2回目の現金授受については、さらにあいまいな部分も見えた。

「(現金を混ぜたのが)1回目と同じ資料かどうか、はっきり覚えていなかった。同じものを持っていてもおかしくないと言ったことが、調書では断定的にされた」と中林社長は語る。取調べで抽象的に述べた部分が、調書では断定的に書かれたり、修正されたりした。それを「細かくはチェックしていなかった」という。

それでも、「金を渡したことは間違っていない。差し出したら(藤井市長は)すんなり受け取ってくれた」という主張は崩さなかった。

●検察との協力をほのめかすような「手紙」

中林社長に対する反対尋問を通して、藤井市長の弁護団は、その供述のあいまいさや信用性の低さを引き出すことができたという。

10月2日の公判ではさらに、弁護側の「隠し球」も飛び出した。中林社長が愛知県警中村署に勾留されていたとき、留置所で隣の房にいた男性と最近まで交わしていたという「手紙」の内容を明かしたのだ。そこには、取り調べの状況とともに、裁判の見通しなどもつづられていた。

「藤井弁護団が私の事を悪く言えば言う程、検察は私を守りに入ります。もちろん、これが公判では私に有利に働くでしょう。検察側からの情状も出てくることになります」「(融資詐欺で銀行からの)告発の件も今後どうなるか」「もしかしたら起訴せず、余罪扱いのまま(今のまま)終わらせるかも・・・」など、検察との協力関係をほのめかすような内容だ。

中林社長は、2件の詐欺事件で起訴された後、さらに別の詐欺が延々と立件されるか、藤井市長への贈賄事件が立件されるかを「気にしていた」と、公判で明かした。そのうえで、「当時の弁護士から『贈賄の件で起訴されたら、それで終わるかもな』と言われた。(実際に贈賄罪が立件され)裁判の見通しがつくと思った」と述べた。

これらの手紙や証言は、検察との間で何らかの“手打ち”、弁護団の主張する「ヤミ司法取引」があったのではないかと思わせるものだ。ただし、これらはまだ、間接的な証拠でしかない。

証人尋問の初日、中林社長は「全部を話してゼロになり、社会復帰したい」と涙ながらに述べた。取調べで、刑事から「うそつき父ちゃんのことを娘さんはどう思うか」と詰め寄られたことが、贈賄を自白するきっかけになったという。

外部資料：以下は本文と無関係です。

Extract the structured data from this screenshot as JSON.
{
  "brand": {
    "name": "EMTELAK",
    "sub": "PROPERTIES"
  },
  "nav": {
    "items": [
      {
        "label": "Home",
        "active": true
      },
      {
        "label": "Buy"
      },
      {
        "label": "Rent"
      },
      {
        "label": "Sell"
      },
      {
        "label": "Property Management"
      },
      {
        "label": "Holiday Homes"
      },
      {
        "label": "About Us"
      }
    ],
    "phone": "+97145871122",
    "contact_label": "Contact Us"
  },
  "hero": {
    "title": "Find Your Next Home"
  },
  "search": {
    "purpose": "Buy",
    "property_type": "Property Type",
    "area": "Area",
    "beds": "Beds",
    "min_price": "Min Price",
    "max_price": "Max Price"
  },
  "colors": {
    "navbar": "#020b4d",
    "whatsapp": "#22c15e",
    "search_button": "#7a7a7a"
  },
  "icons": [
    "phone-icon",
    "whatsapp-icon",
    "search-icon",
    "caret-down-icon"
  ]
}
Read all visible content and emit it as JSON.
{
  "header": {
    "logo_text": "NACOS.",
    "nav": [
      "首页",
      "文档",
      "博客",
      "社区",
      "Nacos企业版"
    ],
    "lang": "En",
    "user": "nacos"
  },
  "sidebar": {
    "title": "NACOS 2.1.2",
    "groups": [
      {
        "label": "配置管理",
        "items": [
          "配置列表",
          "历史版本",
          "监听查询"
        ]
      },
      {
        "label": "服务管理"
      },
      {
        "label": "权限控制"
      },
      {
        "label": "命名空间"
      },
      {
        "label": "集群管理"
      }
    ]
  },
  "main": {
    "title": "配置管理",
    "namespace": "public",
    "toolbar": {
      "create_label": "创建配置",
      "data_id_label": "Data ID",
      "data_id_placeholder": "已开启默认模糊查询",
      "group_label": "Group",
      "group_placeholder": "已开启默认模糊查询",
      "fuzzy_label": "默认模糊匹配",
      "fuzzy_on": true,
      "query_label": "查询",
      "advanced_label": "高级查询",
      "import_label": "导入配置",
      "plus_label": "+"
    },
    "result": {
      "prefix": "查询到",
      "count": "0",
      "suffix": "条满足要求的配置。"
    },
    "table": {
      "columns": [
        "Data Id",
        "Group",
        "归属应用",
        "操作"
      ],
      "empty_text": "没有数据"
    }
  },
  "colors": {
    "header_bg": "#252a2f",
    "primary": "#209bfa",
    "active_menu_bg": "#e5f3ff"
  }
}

その一方で、弁護団が明らかにした「手紙」の中には、中林社長がかつて芸能プロダクションを経営していた経験から、再び「人材派遣業」を始めようと構想し、そのための金銭管理の協力を男性の内妻に求めていたという話もでてくる。

この点について、弁護団の郷原信郎弁護士は、「社会復帰後は実家が経営している訪問介護事業を手伝いたい」とした中林社長の法廷での訴えと、それとはまったく関係ない「人材派遣業の計画」を喜々として語る手紙の内容のあいだに大きな矛盾があると指摘する。「人生をやり直すと泣いていた人が、こんな事業のことを、なぜまた考えられるのか」と追及したのだ。

中林社長はこうした手紙を書いたことを認めたうえで、文通していた男性と「そこまで親しい仲ではない。うそを書くこともあった」とかわした。ただ、この男性も察していたのか、「中林の言うことは信用できない」という不信感から、このような手紙を藤井市長あてに送りつけてきたのだという。

閉廷後、記者会見に臨んだ藤井市長は「真実を語っていただけるかと淡い期待を抱いたが、まったくの嘘ばかりを話していることにあらためて強い憤りを感じた」と述べた。次回以降は、中林社長側の関係者の証人尋問が続いたあと、藤井市長に対する被告人質問に入る。虚実の駆け引きは、まだ激しく続きそうだ。